Sunday, December 7, 2008

Semantic Web Vocabularies for the Ancient World

As previously indicated, I'm working on an xhtml+rdfa representation of GRBPIlion.

At some point I will give a more general statement of why this is a good idea. Right now, I'm still very much in the planning/modeling phase. In particular, I'm interested in which pre-existing vocabularies I should be using. What follows is a lightly annotated list of potential candidates, some more obvious and stable than others.

General statements of properties and relationships:
xmlns:dc="http://purl.org/dc/elements/1.1/"
xmlns:skos="http://www.w3.org/2004/02/skos/core#"
xmlns:ov="http://open.vocab.org/terms/"

The Dublin Core is a well understood and widely used standard. Where it matches, it's a no-brainer to use it as a default. Currently, each record in the db has "dc:title" as a human readable title. E.g., "African Red Slip Hayes form 68".

The Simple Knowledge Organization System (SKOS) is a W3 standard that has some uptake in the real world. dbpedia.org uses the skos:subject property to indicate membership in categories such as those found on Wikipedia. My use is semantically similar.

The newly-started Open Vocab was brought to my attention by Sean Gillies. More precisely, he mentioned it on twitter and since I follow him, I checked it out. OV is a nice staging ground for creating URIs for terms that aren't found in other vocabularies and for terms you just want to think about before choosing an existing standard.

Visual Documentation:
xmlns:vra="http://www.vraweb.org/vracore4.htm#"

Right now I use "vra:imageIs" to indicate that an external file is an image (whether svg or bit-mapped) of an object.

Geography:
xmlns:gml="xmlns:gml=http://www.opengis.net/gml"
xmlns:georss="http://www.georss.org/georss">
xmlns:pleiades="http://pleiades.stoa.org/"
xmlns:batlas="http://atlantides.org/batlas/"

As suggested by S. Gillies, I've qualified some of the geographic markup with "ov:origin".

Authorial/Responsibility Metadata:
xmlns:tei="http://www.tei-c.org/ns/1.0"

The Text Encoding Initiative (TEI) provides a richer set of tools than DC for indicating authorship and related concepts. Its version P5 also provides a complete and elegant standard for encoding digital documents. For now, I'm representing GRBPIlion in xhtml and rdf, because the combination has explicit W3 backing and is suitably lightweight for my purposes.

Data modeling:
xmlns:owl="http://www.w3.org/2002/07/owl#"
xmlns:rdf="xmlns:rdf="http://www.w3.org/1999/02/22-rdf-syntax-ns#""
xmlns:rdfs="http://www.w3.org/2000/01/rdf-schema#"
xmlns:xs="http://www.w3.org/2001/XMLSchema"

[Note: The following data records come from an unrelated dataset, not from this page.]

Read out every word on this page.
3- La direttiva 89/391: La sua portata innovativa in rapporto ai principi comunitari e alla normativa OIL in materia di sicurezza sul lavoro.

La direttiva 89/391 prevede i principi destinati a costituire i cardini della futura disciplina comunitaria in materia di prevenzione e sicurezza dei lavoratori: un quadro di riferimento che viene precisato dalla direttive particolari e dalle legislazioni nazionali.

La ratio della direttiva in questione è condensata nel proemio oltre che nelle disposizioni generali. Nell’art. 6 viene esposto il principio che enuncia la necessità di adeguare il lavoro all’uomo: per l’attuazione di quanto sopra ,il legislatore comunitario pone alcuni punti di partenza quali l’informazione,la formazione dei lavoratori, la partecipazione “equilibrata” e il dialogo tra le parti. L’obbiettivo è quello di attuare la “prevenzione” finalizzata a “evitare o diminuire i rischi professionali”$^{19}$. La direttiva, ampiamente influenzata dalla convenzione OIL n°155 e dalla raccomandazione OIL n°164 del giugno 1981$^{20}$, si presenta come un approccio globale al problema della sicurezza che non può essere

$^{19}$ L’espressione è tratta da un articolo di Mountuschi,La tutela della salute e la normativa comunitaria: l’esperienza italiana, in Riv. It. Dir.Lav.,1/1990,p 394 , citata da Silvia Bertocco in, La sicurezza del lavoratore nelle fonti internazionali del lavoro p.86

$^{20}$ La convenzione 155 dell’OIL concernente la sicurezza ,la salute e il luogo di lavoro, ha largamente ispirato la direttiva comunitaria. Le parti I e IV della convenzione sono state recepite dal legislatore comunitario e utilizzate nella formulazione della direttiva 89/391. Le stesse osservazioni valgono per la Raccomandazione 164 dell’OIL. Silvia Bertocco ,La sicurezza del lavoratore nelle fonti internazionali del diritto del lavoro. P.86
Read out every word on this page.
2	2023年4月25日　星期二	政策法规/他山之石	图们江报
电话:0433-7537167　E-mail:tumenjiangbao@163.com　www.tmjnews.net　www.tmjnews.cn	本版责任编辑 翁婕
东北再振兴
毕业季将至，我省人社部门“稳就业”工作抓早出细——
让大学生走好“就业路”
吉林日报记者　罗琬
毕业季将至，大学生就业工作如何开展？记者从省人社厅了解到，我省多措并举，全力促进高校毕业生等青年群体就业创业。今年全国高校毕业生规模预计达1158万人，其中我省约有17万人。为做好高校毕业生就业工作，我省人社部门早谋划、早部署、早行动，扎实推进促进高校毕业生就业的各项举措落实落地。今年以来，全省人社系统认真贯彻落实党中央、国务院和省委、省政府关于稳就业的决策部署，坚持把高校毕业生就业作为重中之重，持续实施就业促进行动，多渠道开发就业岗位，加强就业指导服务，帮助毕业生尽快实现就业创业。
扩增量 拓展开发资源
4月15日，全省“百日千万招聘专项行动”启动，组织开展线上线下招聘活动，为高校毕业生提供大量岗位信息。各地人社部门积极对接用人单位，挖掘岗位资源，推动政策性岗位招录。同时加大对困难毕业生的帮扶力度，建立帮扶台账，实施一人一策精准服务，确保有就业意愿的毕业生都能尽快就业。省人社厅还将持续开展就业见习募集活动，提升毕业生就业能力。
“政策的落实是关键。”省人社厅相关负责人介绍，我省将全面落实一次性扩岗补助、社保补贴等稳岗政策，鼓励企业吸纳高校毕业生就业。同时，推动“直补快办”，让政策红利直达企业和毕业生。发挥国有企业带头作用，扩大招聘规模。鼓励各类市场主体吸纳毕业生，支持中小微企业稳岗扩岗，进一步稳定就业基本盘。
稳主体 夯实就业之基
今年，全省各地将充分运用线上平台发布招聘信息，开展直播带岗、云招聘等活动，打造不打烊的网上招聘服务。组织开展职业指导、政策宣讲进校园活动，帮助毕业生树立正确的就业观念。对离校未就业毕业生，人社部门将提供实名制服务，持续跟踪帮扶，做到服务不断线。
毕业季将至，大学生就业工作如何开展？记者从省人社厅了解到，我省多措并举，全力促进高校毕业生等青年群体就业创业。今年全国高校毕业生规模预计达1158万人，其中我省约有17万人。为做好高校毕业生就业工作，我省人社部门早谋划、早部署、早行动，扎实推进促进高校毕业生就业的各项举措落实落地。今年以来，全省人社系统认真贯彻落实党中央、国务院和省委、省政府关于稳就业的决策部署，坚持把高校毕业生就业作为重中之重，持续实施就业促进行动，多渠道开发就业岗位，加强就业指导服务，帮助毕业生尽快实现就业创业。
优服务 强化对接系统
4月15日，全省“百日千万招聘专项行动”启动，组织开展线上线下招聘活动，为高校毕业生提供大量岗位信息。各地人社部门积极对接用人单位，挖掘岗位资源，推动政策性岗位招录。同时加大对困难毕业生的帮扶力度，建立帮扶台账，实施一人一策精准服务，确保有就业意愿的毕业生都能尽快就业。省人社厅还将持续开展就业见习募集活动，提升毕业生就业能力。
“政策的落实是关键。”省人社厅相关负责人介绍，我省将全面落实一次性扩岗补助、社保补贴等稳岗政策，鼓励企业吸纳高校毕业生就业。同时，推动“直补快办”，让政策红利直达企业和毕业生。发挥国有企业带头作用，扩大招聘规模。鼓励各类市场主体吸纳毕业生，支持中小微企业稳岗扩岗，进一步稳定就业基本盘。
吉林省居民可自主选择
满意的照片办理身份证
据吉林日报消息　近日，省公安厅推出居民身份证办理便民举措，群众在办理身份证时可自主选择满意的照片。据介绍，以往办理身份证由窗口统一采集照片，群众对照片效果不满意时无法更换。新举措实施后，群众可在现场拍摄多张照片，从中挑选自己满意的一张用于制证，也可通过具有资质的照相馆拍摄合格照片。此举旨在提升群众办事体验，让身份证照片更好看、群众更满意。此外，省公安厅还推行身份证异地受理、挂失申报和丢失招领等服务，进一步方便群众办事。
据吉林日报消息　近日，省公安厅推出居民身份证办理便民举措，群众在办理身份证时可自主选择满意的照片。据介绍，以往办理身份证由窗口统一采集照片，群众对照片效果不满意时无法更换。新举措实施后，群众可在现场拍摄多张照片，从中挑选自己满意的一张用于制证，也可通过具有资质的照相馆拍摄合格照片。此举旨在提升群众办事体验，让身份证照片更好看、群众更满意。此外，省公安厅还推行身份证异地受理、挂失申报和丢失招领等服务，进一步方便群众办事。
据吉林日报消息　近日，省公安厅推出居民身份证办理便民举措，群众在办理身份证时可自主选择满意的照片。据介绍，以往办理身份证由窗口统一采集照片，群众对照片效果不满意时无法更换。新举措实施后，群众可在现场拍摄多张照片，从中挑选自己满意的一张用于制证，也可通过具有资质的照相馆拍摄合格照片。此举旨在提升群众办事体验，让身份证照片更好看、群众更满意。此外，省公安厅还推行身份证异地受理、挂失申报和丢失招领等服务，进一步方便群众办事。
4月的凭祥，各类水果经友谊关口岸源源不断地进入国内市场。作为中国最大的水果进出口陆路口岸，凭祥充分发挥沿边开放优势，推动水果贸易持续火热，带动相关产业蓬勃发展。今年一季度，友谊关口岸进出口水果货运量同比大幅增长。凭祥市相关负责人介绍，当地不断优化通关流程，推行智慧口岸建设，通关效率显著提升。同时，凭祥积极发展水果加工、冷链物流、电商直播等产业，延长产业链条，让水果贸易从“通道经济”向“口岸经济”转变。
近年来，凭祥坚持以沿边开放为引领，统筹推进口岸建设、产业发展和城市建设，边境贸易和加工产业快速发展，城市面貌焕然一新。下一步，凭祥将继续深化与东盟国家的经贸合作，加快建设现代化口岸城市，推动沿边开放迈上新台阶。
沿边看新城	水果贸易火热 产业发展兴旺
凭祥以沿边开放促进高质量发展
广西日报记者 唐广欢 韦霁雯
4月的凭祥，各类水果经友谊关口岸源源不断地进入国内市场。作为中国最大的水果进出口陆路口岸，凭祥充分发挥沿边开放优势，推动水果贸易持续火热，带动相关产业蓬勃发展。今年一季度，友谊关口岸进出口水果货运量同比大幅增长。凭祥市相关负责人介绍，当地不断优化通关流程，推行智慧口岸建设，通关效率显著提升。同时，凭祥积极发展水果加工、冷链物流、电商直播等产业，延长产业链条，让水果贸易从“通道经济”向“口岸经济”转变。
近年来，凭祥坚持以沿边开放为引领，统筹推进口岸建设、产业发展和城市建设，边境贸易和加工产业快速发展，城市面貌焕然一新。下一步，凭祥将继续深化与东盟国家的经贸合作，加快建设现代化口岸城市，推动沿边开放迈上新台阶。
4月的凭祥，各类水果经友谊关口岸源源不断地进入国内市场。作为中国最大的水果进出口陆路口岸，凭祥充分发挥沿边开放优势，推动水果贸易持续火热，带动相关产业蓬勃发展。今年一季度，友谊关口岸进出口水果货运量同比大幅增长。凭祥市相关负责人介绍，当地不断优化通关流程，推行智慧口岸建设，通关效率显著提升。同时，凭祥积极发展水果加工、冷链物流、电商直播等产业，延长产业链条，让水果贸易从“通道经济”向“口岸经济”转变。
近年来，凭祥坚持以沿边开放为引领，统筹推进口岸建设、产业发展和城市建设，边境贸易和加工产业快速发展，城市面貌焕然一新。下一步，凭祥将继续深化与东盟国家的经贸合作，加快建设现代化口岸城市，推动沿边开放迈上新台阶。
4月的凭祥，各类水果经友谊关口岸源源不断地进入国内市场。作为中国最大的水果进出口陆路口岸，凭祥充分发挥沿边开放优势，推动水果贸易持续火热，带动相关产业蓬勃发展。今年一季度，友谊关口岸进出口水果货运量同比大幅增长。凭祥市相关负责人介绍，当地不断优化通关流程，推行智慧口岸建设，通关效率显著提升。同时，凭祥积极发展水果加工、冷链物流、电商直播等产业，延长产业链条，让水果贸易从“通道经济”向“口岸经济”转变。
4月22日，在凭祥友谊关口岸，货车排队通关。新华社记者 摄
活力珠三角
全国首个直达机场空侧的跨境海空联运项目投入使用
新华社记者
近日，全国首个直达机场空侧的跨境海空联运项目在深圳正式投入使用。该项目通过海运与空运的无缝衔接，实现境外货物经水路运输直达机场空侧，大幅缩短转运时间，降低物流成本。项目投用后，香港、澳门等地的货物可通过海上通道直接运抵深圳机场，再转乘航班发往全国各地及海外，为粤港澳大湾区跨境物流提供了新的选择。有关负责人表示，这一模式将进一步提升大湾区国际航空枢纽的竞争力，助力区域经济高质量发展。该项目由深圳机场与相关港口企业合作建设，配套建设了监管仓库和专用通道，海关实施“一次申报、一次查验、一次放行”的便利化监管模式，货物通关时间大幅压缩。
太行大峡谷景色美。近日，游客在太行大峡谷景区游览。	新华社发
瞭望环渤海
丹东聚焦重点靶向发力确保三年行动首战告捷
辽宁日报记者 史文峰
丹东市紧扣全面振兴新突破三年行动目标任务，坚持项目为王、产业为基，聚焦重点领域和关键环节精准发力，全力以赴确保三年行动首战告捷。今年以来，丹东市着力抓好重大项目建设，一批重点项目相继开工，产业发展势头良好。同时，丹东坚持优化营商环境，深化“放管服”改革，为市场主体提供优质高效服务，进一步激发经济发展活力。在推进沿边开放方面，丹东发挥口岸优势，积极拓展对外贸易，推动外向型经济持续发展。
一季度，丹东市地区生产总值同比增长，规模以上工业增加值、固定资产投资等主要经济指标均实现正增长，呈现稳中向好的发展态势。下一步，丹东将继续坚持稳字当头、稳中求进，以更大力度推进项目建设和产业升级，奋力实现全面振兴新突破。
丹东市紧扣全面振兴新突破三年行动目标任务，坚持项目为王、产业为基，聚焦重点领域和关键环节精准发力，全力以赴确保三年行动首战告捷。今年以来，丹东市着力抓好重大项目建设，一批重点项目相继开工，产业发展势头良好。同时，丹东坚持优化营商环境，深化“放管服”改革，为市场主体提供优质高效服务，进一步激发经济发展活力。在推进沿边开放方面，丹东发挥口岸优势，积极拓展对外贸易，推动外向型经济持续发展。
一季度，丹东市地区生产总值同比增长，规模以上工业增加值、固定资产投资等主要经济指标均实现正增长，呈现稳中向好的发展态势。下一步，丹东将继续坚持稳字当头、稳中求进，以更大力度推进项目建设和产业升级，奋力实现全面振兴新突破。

No surprises here. I do think there will always be a place for asserting relationships that are not strongly typed by reference to a particular discipline. That and using RDF and Owl for mapping relationships that will be more richly defined at a later date.

What about CIDOC-CRM? I did not find an up-to-date and official looking document that integrates RDF and CIDOC-CRM. I'm also concerned about using a standard whose official release appears only in Microsoft Word and PDF.

I should also explore ArchaeoML as implemented by Open Context but the site seems to be down right now. When I click through to individual databases, no records are being returned. I may be doing something wrong, but if not, I'm sure the site will come back soon.

Again, this is all highly preliminary. Constructive criticism would be very much appreciated.

1 comment:

Fran Sansalone said...

Sebastian -
I'm not sure how germane it is to your work, but I wanted to point out the Museum Computer Network (http://www.mcn.edu/). Koven Smith of the Metropolitan Museum of Art (koven.smith@metmuseum.org) is heading up a special interest group under their auspices; the SIG's focus is on lexicons. We will be working with them to develop a consolidated view of what museums need for lexicon extensions to the Calais service.
Fran Sansalone
Calais Community Manager
www.opencalais.com